Océanique

Ouvrir un lire que l’on a lu et relu, L’Amant, et se retrouver comme à chaque fois, en l’espace d’une seconde, avalée par ce verbe qui sonne comme un absolu. À se demander si ces mots connaissent un autre mode d’apparition que celui de l’évidence, si l’on pourra un jour avoir devant eux autre chose que le souffle coupé. Cette évidence, elle dort dans la langue qui a atteint là quelque chose de la décantation totale, dans sa pureté liquide, comme involontaire. Limpidité crue, traversée de vert et d’or, qui englobe comme un vent chaud ou une nappe d’eau moite : quelques mots qui recréent tout, la texture, le temps, la chaleur, l’horizon ; quelques phrases qui mènent, dans leur solitude, au bord de l’imaginable et font croire un instant que le texte est un art balistique ou un dieu tout-puissant.
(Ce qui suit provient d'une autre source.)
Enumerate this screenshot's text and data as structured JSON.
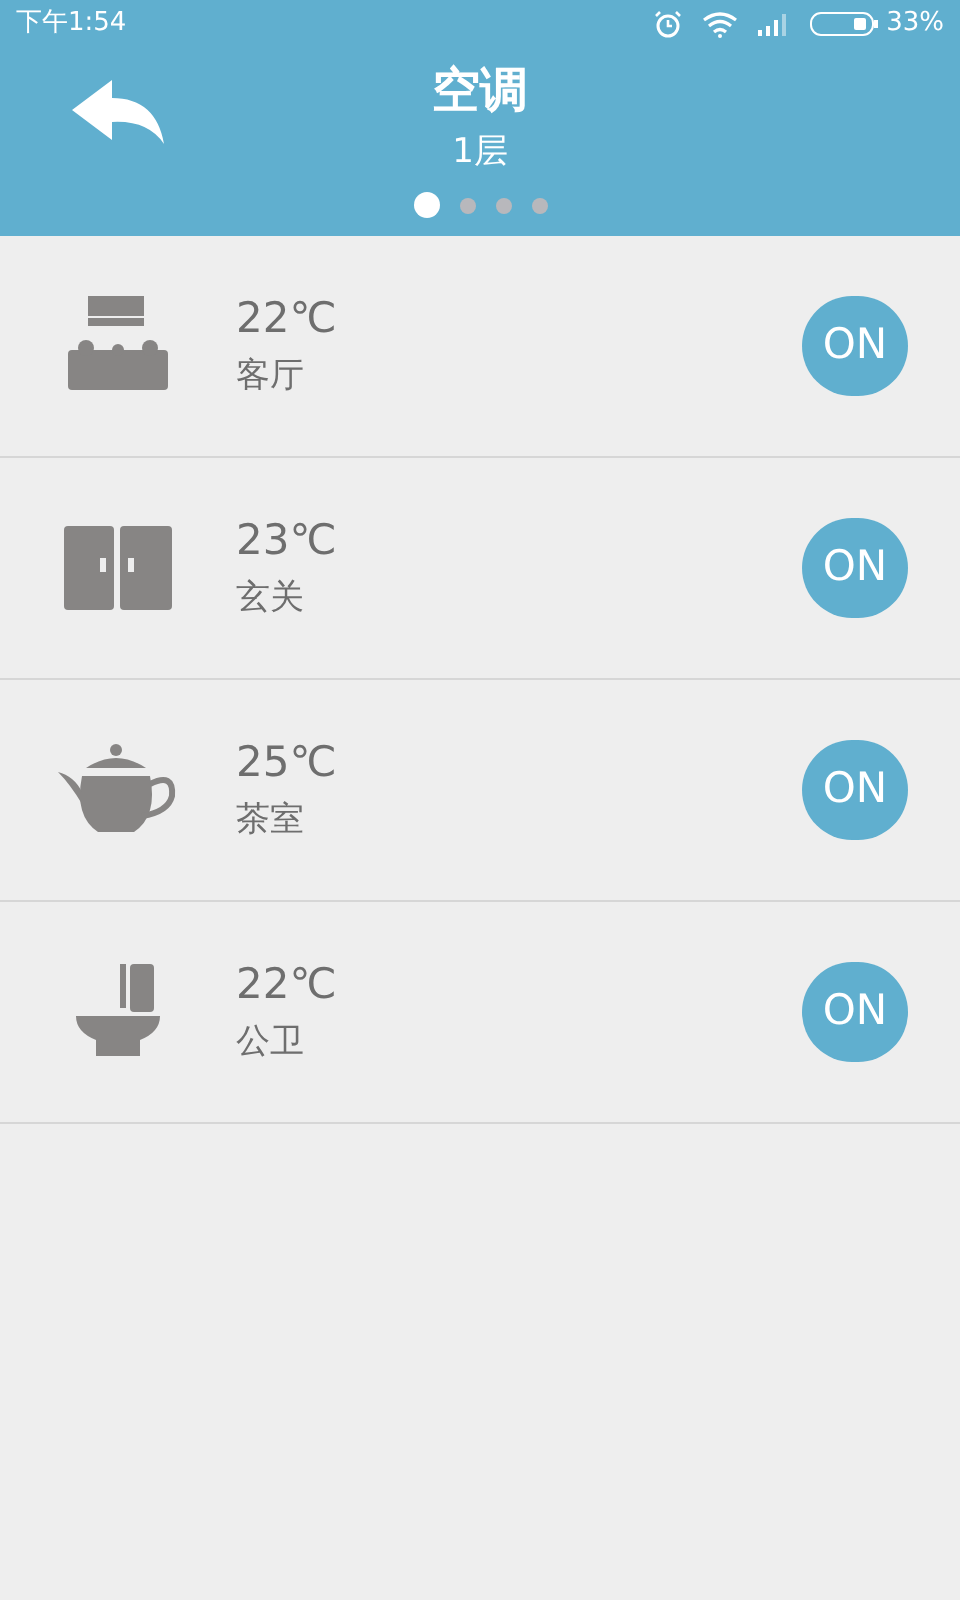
{
  "status_bar": {
    "time": "下午1:54",
    "battery": "33%"
  },
  "header": {
    "title": "空调",
    "subtitle": "1层",
    "pages": [
      {
        "selected": true
      },
      {
        "selected": false
      },
      {
        "selected": false
      },
      {
        "selected": false
      }
    ]
  },
  "rooms": [
    {
      "kind": "living",
      "temperature": "22℃",
      "name": "客厅",
      "switch": "ON",
      "on": true
    },
    {
      "kind": "entrance",
      "temperature": "23℃",
      "name": "玄关",
      "switch": "ON",
      "on": true
    },
    {
      "kind": "tea",
      "temperature": "25℃",
      "name": "茶室",
      "switch": "ON",
      "on": true
    },
    {
      "kind": "toilet",
      "temperature": "22℃",
      "name": "公卫",
      "switch": "ON",
      "on": true
    }
  ]
}
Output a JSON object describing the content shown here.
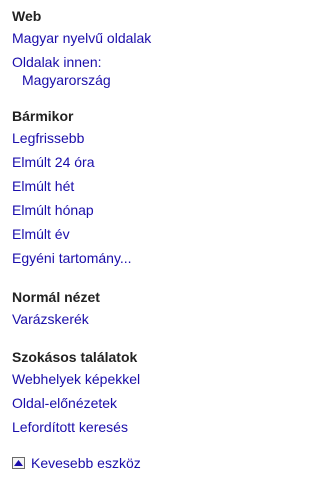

Voici une femme qui a ramassé ses forces, s’est délestée de tout, qui a vieilli, terriblement vieilli. Elle a le visage de l’alcool, oui. Elle a aussi l’absence d’âge de ceux qui ont collectionné les souffrances, les ont défiées, contemplées, acceptées. Elle n’a plus peur de rien, surtout pas de la mort. Elle a le visage de l’alcool, certes. Mais surtout le visage de ceux qui ont tout rêvé et trop obtenu, le désir, la brûlure, la solitude. Elle a soixante-dix ans et elle nous écrit, nous donne des nouvelles d’une enfant qui porte un chapeau d’homme, des chaussures en lamé, et en elle la prescience implacable de la vie. Elle nous parle des corps et de la chaleur, des odeurs de caramel et des bruits de la rue, de ce qui n’a pas de nom mais lie l’un à l’autre deux êtres dans une chambre obscure, à la faveur de gestes lents et parfaits. La langue est irradiée de douceur, se déchire comme du papier de soie. Elle tourne autour des deux amants et tourne encore, comme si ce vertige était le seul moyen de rendre justice à l’amour, saisi ici dans une de ses crises les plus inoubliables.

L’Amant est le livre océanique, le territoire de l’abandon. Il faut accepter la violence de sa grâce, s’en constituer la prisonnière. Se taire, se défaire de tout, contempler avec stupeur, dans la lourdeur d’un jour d’été en Indochine, la seconde éblouissante et mortelle où une jeune femme de quinze ans se met en marche vers son destin et ne le sait pas encore.